SEMARANG (jatengtoday.com) – Viralnya kasus perundungan atau kekerasan fisik yang dilakukan oleh sejumlah siswa SMP di Cilacap Jawa Tengah baru-baru ini menjadi rapot merah bagi dunia pendidikan di Indonesia.
Para orang tua semakin was-was bahwa sekolah selama ini ternyata belum sepenuhnya memberikan ruang aman bagi anak-anak. Beredarnya video kekerasan para pelajar itu benar-benar menjadi cermin bahwa sistem pendidikan perlu mendapatkan evaluasi serius.
Kasus di Cilacap bukan kali pertama, sebelumnya di Kota Semarang juga terjadi kasus serupa.
Plt Kepala Disdik Kota Semarang, Bambang Pramusinto mengatakan aksi perundungan harus bisa dicegah. Ini menjadi persoalan yang harus mendapatkan penanganan serius.
“Kami mewajibkan setiap sekolah di Kota Semarang menjalankan dan menyuarakan gerakan anti-bullying. Maka Kota Semarang memiliki inovasi Gerakan Bersama Sekolah Semarang Peduli dan Tanggap Bullying (Geber Septi) untuk mencegah aksi perundungan,” katanya, Rabu (4/9/2023).
Dikatakannya, sekolah wajib menanamkan nilai-nilai persatuan melalui Project Penguatan Profil Pelajar Pancasila (P5). Menurutnya, ini juga salah satu upaya untuk mengantisipasi terjadinya perundungan antar-siswa.
“Pelajar wajib diberi pemahaman agar tidak nekat melakukan bullying dan merundung siswa lainnya, karena itu bisa menjadi ranah hukum. Sebab, sekolah harus menjadi tempat yang nyaman dan aman,” katanya.
Menurutnya, sekolah tidak hanya menjadi tempat menempa akademik saja, tetapi 30-40 persen harus bisa dimanfaatkan untuk mengexplore bakat anak-anak. “Termasuk membangun moral dan integritas peserta didik,” ujarnya.
Sekarang, lanjut dia, rapot pendidikan memuat tujuh elemen indikator yang harus dibangun, salah satunya integritas. “Kebijakan kurikulum merdeka ini sudah komprehensif. Akademis dibangun, karakter kebhinekaan juga dibangun,” ujarnya.
Selain itu, paguyuban orang tua atau wali siswa perlu aktif memantau kegiatan anaknya.

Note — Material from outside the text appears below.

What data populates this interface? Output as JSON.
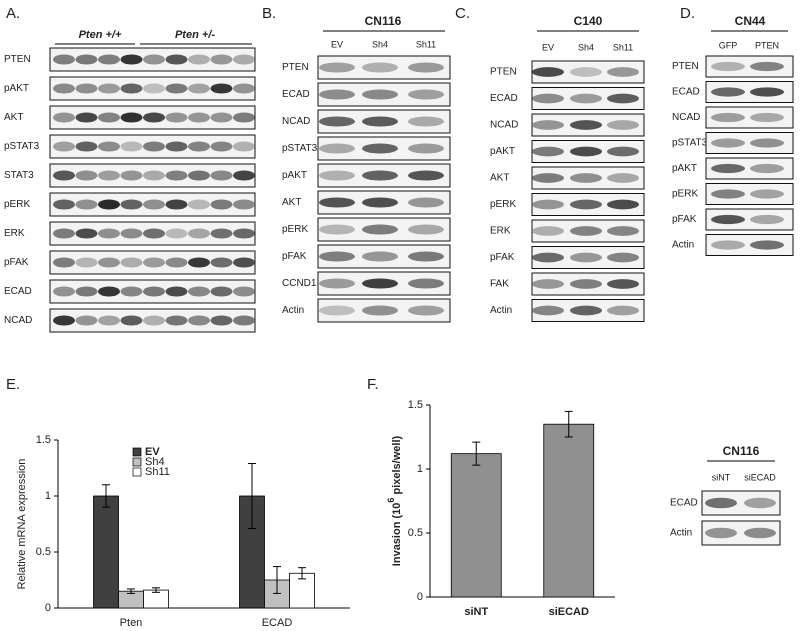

Kolaborasi antara sekolah dengan Komite Sekolah untuk terus mengkampanyekan semangat anti-bullying.
“Kami mendorong media sosial yang dikelola setiap sekolah lebih aktif mengingatkan tentang bahaya perundungan,” katanya.
Wali Kota Semarang, Hevearita Gunaryanti Rahayu mengatakan Kota Semarang memiliki pengalaman menangani kasus perundungan atau bullying pelajar pada 2022 silam.
“Waktu itu, kami membuat RDRM (Rumah Duta Revolusi Mental), tim ini muter ke sekolah-sekolah,” tambah Mbak Ita.
Sekarang, Pemkot Semarang juga memiliki program Geber Septi atau Gerakan Bersama, Sekolah Semarang Peduli dan Tanggap Bullying di Kota Semarang.
“Alhamdulillah, sekarang sudah tidak ada kasus bullying,” ujarnya.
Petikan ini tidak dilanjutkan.